There has been a bit of a crisis in my home tonight and I had nowhere to turn other than this diary to process my thoughts. I find myself in complete shock, disbelief but ultimately, a stronger, better woman having persevered the events that took place.
Deep breaths, Britni.
So, I don't know what happened. I have no proof as to how this tragedy came to be. I, of course, have my suspicions but I don't dare admit them without any hard evidence.
Tonight, as I was catching up on laundry I came upon a stack of clean kitchen-y things to be put away. And to be clear, by "clean" I mean they had clearly been sent through the washer/dryer process and folded and stacked into a pile where they might stay for weeks or months before being put into their special drawer in the kitchen, & hopefully before a pet cat homesteads on them.
I went to put away my favorite, off-white kitchen towel with the vintage blue butterfly print and noticed right away that it was not folded correctly. and... I'm not a bitch about this.. meaning, I don't audibly bitch about this one. If Casey, for example, or whoever, does some laundry I save my critical reviews for the important things like darks/lights, towels/sheets or where to put the dirties so I can spare myself the sniff test as much as possible. I don't waste my time on the smaller things - I just swear a bunch in my head and refold them myself.
So I unfolded the towel, to refold before I tucked it neatly away and to my horror...
DISCOVERED THIS BLATANT VANDALISM:
What. in. the. actual.
What the fucking fuck
COULD HAVE POSSIBLY FUCKING HAPPENED HERE?
There aren't coal mines where we live. Nothing appears to have been aflame. My vehicle oil hath not been changed.
I collected myself and calmly, from several arm lengths away, held the defaced towel before Casey to witness. He appeared to genuinely not know what happened to our beloved tea towel but had a few, less than empathetic comments like:
"well, if it can't be used then you should just hang it on the wall or something."

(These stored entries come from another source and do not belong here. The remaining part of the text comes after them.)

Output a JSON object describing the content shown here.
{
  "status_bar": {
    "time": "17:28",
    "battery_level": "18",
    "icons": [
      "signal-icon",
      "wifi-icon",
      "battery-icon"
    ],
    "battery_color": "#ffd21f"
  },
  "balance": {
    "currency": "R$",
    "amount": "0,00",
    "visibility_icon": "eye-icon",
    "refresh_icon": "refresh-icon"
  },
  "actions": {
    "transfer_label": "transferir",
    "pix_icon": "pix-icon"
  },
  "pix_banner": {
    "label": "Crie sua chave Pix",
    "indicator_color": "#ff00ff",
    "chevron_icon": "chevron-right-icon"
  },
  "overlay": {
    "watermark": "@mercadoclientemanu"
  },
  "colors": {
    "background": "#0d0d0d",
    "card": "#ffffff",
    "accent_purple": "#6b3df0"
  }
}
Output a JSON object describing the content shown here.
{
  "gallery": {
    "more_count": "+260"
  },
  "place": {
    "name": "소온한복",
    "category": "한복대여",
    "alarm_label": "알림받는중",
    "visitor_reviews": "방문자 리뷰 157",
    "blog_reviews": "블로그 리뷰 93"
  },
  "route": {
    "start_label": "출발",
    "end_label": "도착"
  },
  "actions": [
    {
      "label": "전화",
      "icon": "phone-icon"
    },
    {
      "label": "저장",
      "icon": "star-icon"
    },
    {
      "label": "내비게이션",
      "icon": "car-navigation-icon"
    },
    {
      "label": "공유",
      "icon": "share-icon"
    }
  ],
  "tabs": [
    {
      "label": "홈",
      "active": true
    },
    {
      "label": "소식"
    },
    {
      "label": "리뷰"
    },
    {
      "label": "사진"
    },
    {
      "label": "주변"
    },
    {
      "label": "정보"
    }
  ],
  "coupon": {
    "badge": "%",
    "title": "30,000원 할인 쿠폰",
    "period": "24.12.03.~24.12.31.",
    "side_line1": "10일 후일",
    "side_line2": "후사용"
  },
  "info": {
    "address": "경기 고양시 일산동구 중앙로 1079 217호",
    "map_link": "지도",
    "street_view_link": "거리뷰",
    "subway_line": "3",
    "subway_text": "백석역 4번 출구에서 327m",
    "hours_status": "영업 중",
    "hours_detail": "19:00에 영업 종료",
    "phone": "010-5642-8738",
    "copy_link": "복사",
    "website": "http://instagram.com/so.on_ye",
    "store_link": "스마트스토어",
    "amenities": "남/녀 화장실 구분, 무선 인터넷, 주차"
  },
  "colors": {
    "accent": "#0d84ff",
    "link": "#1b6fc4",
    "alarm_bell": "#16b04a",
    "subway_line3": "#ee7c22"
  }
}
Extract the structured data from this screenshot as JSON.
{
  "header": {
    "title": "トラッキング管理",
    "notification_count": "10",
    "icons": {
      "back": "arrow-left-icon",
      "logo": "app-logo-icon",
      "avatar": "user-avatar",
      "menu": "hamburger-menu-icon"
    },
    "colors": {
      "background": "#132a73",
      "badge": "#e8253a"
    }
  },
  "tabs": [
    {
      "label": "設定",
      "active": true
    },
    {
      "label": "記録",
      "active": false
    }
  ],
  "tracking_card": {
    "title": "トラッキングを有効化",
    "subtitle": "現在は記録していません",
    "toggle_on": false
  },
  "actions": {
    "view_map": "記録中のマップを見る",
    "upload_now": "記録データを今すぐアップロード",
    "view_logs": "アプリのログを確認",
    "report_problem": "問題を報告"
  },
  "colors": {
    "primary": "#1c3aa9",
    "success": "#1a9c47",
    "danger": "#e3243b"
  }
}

And I was quite pleased with me come back.. enough so, to go ahead and write this email tonight.
A little flashback: we bought a truck for Casey several years ago that a gal pal and I drove up from Colorado (with 5 horses in tow and whilst I was pregnant). Anyway, it is Casey's very special truck and whenever I drive it I am sure to warm up the glow plugs (for those who don't drive diesel engines, you half turn the key until a super special light turns off on the dash after about 15 seconds of frigid ass Alaskan eternity and only THEN may you start the engine) and let her get good and warm before I ever dare leave the driveway.
So tonight in the kitchen I came at Casey with:
"What's the point if that big stupid truck in the driveway if you can't just fire it up and go? HUH!? If it can't be used with out all these ridiculous steps of super special care, then why don't we just park it, put a cover over it and drive it in a parade once a year!?!? It takes less than 15 seconds to find and use one of our black hand towels for the dirty ops." [insert fucking mic drop emoji]
My point was, use the towel to DRY CLEAN HANDS or to gently dab up a small water mess on a clean surface. The evidence suggests none other than an obvious hate crime!! That stain clearly did not come from clean dish. If it is used properly, and with care there is no problem to speak of. This however, was just downright unacceptable. Even my tiny children would never...
Again, I'm not pointing fingers... I can't for sure say what happened here. I just knew I had to get to work right away.
If anyone really knows me, they know I have no other nemesis like a stain.
I started with a healthy squirt of Spray n' Wash (not sponsored) and let that soak for a bit. Then I hit it hard with some dish soap and scrub brush and really took my anger out on each intentional little hate mark....
I used this vegan dish block and bamboo pot scrubber (sponsored). These got out the bulk of the stains and I could begin to feel the relief washing over me with each pass of the brush.
Then, I broke out my best laundry move. My secret stain removing weapon...
The Magic Fucking Eraser (not sponsored).
A stain is only a stain if it cannot be magically erased.
Dude. Look at my vein. I was workin' it.
Then, one more spritz of Spray n' Wash and I threw her in the washing machine. I'm going to go check on her now... brb..
If you're wondering, I actually just got up and switched the laundry.. I didn't just fake that.
and I have good news. She's going to pull through.
Some of you might be wondering if I am completely oblivious as to what is going on in the world.. I'm not. I just cope with it all by being silly and dramatic about the little things.
Casey and I had a good laugh about it tonight and I wanted to share.
We actually sell those towels, so I could grab another one at work tomorrow, but that just wasn't the point :) I'll never know what happened to that towel but what I do know is that I made that stain my bitch.
Life is kind of like this little tea towel drama. Now get out there and show those stains what you're made of [insert flexing tiny girl bicep emoji].